Adapt a worksheet using Universal Design for Learning principles
- Tested on
- Claude Opus 4.7, May 2026
- Estimated time
- 15 min
- Time saved
- 1-2 hours
- Published
- 2026-05-10
- Last reviewed
- 2026-05-10
- Attribution
- Equipo Circles
Context
A primary or secondary teacher who has an existing worksheet and wants to review it through the lens of Universal Design for Learning (UDL), to make it accessible to more students without creating completely separate versions.
Originally written for Chilean classrooms. References to "Decreto 83" (Chile's inclusive education regulation) and PIE (Special Education Integration Program) apply specifically to the Chilean system. Adapt to your local inclusion framework.
Paste first
Before opening the model, have ready:
- The full text of the worksheet you want to adapt (copy it as-is, without any student data)
- The grade level and subject
- The characteristics of the group that concern you most: are there students with ASD, ADHD, reading difficulties, language barriers, visual difficulties?
- The three UDL principles you want to prioritize (if you're not sure, you can ask the model to choose based on your group)
Privacy rule: Describe group characteristics generically ("three students have a dyslexia diagnosis"). Do not mention individual names or diagnoses.
Prompt
Act as a Universal Design for Learning (UDL) specialist with experience in real classrooms. I'll share a worksheet and I need you to review it through the three UDL principles: multiple means of representation, multiple means of action and expression, and multiple means of engagement.
**Grade level and subject:** {{grade level}} — {{subject}}
**Group characteristics (no names or individual data):**
{{describe relevant characteristics — e.g.: "three students with dyslexia, several students with a language barrier, a group that disengages quickly when the activity is only text-based"}}
**Original worksheet:**
---
{{paste the worksheet here, without any student data}}
---
**What I need:**
1. A brief evaluation of the original worksheet: what works well under UDL? what creates barriers?
2. Concrete adaptation suggestions for each applicable UDL principle, without rewriting the entire worksheet — just the specific adjustments.
3. An adapted version of the most critical section of the worksheet, incorporating the suggested changes.
4. A recommendation on which change has the greatest impact with the least effort for this particular group.
Don't give me a generic list of UDL principles — I need specific suggestions for this worksheet and this group.Expected output
**Evaluation of original worksheet:**
The worksheet works well for representation: it has clear written instructions and a worked example. The highest barrier is in expression: it only accepts written answers, which excludes students with dyslexia or difficulty expressing themselves in writing.
**Adaptation suggestions:**
Principle 1 (multiple means of representation):
- Add a small icon or image at the start of each section so students can identify the task visually before reading.
- Instruction 3 uses abstract vocabulary ("analyze the context"). Suggestion: replace with "What situation does this happen in?
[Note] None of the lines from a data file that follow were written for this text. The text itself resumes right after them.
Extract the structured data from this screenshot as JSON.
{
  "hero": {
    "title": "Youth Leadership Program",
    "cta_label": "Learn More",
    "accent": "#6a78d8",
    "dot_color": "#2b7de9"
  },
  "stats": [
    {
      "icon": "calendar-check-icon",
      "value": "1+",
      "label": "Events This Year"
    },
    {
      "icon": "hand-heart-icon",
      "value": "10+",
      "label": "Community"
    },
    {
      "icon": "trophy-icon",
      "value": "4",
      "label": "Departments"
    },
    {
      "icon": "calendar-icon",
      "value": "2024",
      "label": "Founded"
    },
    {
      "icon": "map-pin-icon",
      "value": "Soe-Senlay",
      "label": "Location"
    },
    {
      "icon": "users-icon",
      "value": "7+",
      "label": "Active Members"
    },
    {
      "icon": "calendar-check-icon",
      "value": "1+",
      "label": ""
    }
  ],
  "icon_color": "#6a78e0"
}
Describe it in your own words or with a drawing."
Principle 2 (action and expression):
- Allow activity 2 to be answered orally (voice recording) or with a diagram instead of a written paragraph.
**Highest-impact change:** Allowing oral or diagram responses in activity 2 — affects the three students with dyslexia and also those who freeze when faced with a blank page.
Watch out for
- UDL is not the same as "making it easier." If the model simplifies content to the point of reducing cognitive challenge, ask it to maintain the rigor and only adapt the format for access or expression.
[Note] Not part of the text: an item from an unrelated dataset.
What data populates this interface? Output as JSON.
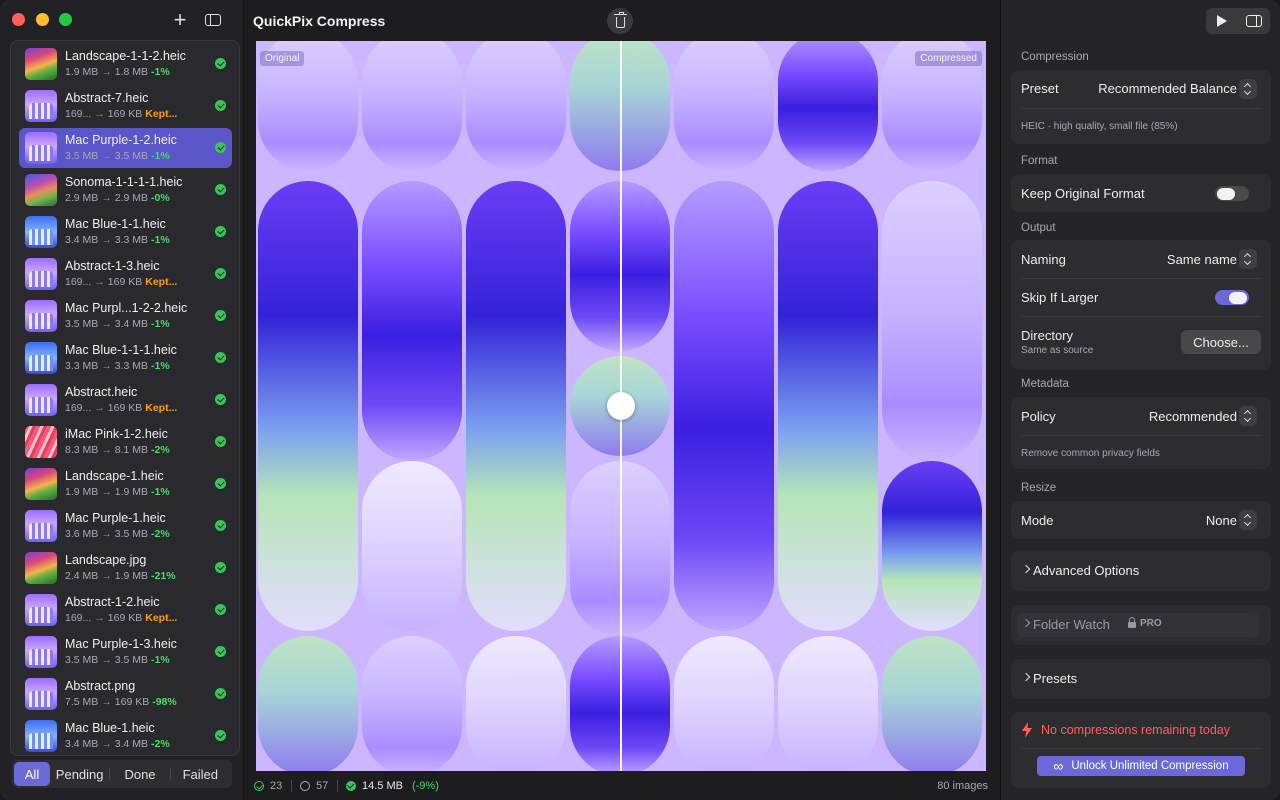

- Do not paste individual student diagnoses (psychological assessment reports, special education plans, medical records). Describe the group functionally: what they do, what they find difficult — not who they are.
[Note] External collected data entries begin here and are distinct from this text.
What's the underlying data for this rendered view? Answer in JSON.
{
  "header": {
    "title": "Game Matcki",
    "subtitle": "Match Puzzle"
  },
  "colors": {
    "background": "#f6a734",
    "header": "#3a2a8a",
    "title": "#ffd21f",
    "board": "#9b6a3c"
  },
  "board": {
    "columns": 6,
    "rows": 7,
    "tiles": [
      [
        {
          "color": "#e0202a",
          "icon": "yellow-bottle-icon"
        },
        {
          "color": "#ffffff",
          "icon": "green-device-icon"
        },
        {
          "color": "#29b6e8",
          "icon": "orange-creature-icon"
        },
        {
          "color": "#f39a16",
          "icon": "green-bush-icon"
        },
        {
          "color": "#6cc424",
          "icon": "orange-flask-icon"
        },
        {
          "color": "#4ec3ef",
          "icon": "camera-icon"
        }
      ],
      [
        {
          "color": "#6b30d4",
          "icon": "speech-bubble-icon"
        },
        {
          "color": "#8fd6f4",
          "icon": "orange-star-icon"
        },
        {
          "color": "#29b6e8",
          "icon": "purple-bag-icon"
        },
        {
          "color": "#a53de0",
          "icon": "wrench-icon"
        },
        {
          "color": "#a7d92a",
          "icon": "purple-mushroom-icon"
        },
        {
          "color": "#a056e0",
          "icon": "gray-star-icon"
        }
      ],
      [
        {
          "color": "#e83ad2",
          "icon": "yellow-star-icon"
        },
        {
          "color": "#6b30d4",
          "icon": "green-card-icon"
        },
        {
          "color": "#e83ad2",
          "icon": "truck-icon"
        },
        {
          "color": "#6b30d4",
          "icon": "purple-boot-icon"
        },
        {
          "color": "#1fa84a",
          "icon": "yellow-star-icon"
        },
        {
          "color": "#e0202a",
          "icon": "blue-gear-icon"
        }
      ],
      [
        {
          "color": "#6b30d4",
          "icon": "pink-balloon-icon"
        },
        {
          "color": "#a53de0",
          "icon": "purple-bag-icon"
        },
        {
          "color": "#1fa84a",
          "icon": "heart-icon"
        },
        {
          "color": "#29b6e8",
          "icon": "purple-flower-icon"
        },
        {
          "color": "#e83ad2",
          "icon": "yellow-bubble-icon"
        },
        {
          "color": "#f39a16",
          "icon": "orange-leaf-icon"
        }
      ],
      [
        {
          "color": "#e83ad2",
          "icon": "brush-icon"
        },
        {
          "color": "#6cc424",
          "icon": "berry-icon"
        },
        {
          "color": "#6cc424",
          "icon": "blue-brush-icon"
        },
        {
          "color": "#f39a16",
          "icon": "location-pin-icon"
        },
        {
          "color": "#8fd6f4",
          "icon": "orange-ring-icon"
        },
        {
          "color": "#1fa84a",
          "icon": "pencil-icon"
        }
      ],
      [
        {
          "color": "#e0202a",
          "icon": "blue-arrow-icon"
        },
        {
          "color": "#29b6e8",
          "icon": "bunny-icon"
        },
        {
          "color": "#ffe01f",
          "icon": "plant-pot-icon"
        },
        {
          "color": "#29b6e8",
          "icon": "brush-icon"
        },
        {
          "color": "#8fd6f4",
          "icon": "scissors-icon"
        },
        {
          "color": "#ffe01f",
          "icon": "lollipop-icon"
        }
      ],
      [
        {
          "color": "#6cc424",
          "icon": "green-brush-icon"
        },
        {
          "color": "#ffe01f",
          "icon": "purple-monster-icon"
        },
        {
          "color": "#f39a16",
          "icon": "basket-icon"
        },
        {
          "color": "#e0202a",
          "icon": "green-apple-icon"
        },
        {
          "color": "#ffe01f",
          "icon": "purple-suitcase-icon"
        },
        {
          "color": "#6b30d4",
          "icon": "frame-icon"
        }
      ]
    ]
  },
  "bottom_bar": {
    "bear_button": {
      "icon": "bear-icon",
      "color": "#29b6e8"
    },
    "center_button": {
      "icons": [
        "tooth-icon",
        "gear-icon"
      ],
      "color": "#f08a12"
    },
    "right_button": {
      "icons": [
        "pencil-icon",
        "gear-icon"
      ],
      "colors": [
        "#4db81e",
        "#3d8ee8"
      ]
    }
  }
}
- The model may suggest adaptations requiring technology you don't have (tablets, text-to-speech software). If so, ask for low-tech alternatives or options using what you have available.
Suggested iteration
If the suggestions are too abstract, ask: "The multiple representation suggestion for instruction 3 sounds good, but I need to see what the exact text of the adapted instruction would look like." If you want to apply UDL to a whole unit, not just one worksheet, ask: "Now review the rest of the unit's activities with the same criteria, prioritizing the two most frequent barriers we identified."